Overburdened Sewer Infrastructure

A total of 101 Sanitary Sewage Overflows (SSOs) were recorded from Half Moon Bay to Montara from 2011 to mid 2017, according to public records manually compiled by Resist Density. These findings raise significant questions as to whether the infrastructure can accommodate any more large development until major repairs and upgrades are made.

Executive Summary

  • The large number and volume of sanitary sewer overflows (SSOs) on the San Mateo County Midcoast from January 2011 through May 2017 are indicative of an aged and failing infrastructure lacking a preventative maintenance program. These SSOs and other system failures have reduced operational reliability of the sewage system, increased emergency costs, added financial, legal and regulatory risk and they pose an ongoing threat to environmental safety.

  • The potential for significant rainy seasons in 2018 and beyond could increase sewage flows to higher than “normal” levels, further increasing the risk of SSOs during or after heavy rains.

  • SAM’s 5-year infrastructure plan for 2017 lists 44 projects, 10 of which are priority 1. Due to budget constraints, SAM proposed funding and initiation of only 2 infrastructure projects in the 2017/18 fiscal year at a cost of ~$2M, with ~$500K of that to come from emergency reserves. All other projects will be delayed.

  • Ongoing litigation has added to SAM’s financial pressures. Litigation between SAM’s member agencies has also resulted in political infighting and ill will.

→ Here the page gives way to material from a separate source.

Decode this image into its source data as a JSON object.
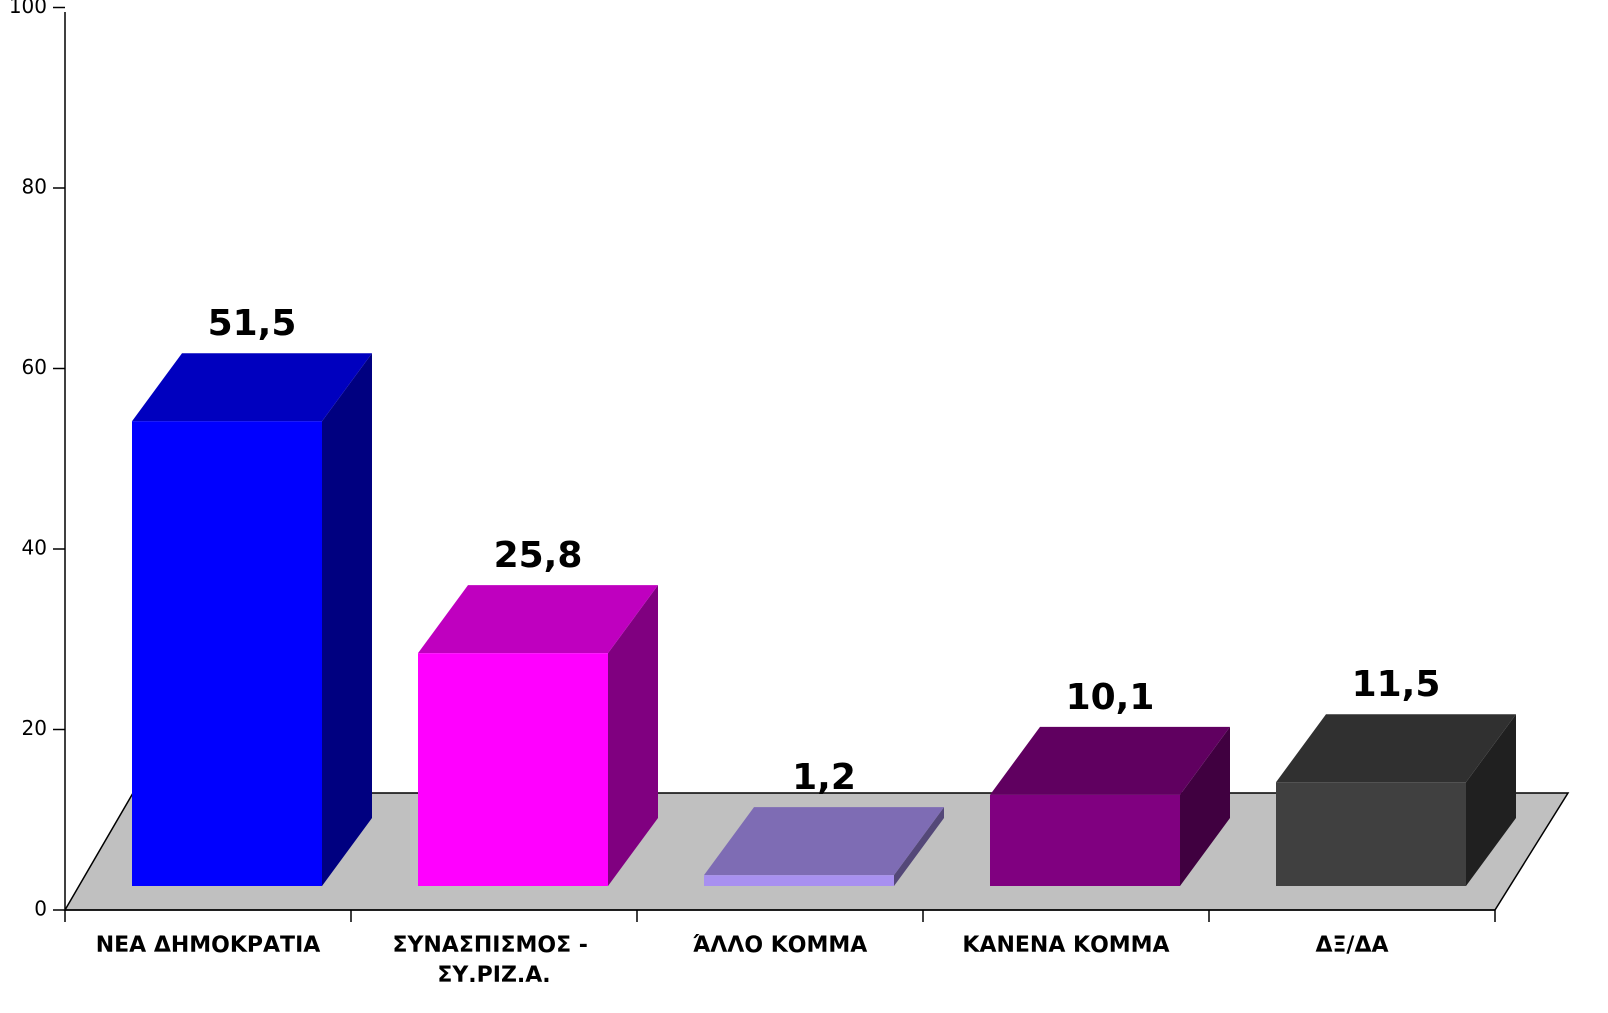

This has reduced cooperation on key issues and risks timely completion of critical infrastructure projects.

  • SAM is understaffed and is challenged to deliver reliable service.



  • SAM must find the means to complete all priority 1 infrastructure projects as soon as possible and establish a robust preventative maintenance program.

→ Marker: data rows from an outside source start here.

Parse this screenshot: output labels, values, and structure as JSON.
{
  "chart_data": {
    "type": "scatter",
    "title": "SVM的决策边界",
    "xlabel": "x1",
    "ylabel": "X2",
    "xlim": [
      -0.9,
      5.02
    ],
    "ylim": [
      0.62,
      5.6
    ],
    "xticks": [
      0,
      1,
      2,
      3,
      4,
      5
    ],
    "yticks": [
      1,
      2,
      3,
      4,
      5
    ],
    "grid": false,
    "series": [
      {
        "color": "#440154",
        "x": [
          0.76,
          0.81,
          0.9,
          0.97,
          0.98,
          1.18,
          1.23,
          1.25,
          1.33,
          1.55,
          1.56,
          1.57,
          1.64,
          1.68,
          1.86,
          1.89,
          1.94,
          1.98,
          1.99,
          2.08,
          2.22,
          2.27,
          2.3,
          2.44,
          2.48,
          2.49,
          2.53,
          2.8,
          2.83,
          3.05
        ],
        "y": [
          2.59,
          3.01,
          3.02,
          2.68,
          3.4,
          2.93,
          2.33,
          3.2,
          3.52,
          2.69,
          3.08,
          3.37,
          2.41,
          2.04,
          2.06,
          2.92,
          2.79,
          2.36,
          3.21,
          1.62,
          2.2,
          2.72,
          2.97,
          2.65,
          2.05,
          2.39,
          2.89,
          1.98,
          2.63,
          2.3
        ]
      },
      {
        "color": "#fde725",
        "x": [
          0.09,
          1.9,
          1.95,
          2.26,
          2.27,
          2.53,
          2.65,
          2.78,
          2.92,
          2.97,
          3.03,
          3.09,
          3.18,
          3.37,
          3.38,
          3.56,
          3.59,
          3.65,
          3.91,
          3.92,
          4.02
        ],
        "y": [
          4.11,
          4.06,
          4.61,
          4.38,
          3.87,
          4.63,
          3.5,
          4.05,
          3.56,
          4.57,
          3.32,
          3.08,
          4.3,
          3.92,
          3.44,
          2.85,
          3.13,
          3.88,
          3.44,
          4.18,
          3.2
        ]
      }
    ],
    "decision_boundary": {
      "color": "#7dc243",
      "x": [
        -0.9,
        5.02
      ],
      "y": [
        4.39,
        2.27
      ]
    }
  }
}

  • SAM and member agencies should increase the rate of replacing aged pipes in their districts.

  • SAM staff should have more up-front involvement and input into individual member agency strategies and plans, to ensure that they are pursued in the best interests of the overall collective.

  • SAM’s next risk analysis should consider the cumulative impact of all approved and planned coastside developments over the next 5 years, including an estimate of unapproved second units in single family homes.

  • New development permits for large developments (multi-unit housing, large commercial and industrial developments) should be more critically reviewed with respect to their impact on outdated and overburdened system infrastructure.

  • A moratorium on new sewer connections for large developments should be considered until such time that all critical repairs and upgrades are completed and the risk of SSOs and system failures is reduced to an acceptable level.

  • SAM should hire 2 additional staff in 2018 to maintain reliable service, as recommended by 2 consultant reviews.

  • SAM should consider means to increase revenue, including new grants, loans, bonds and rate increases.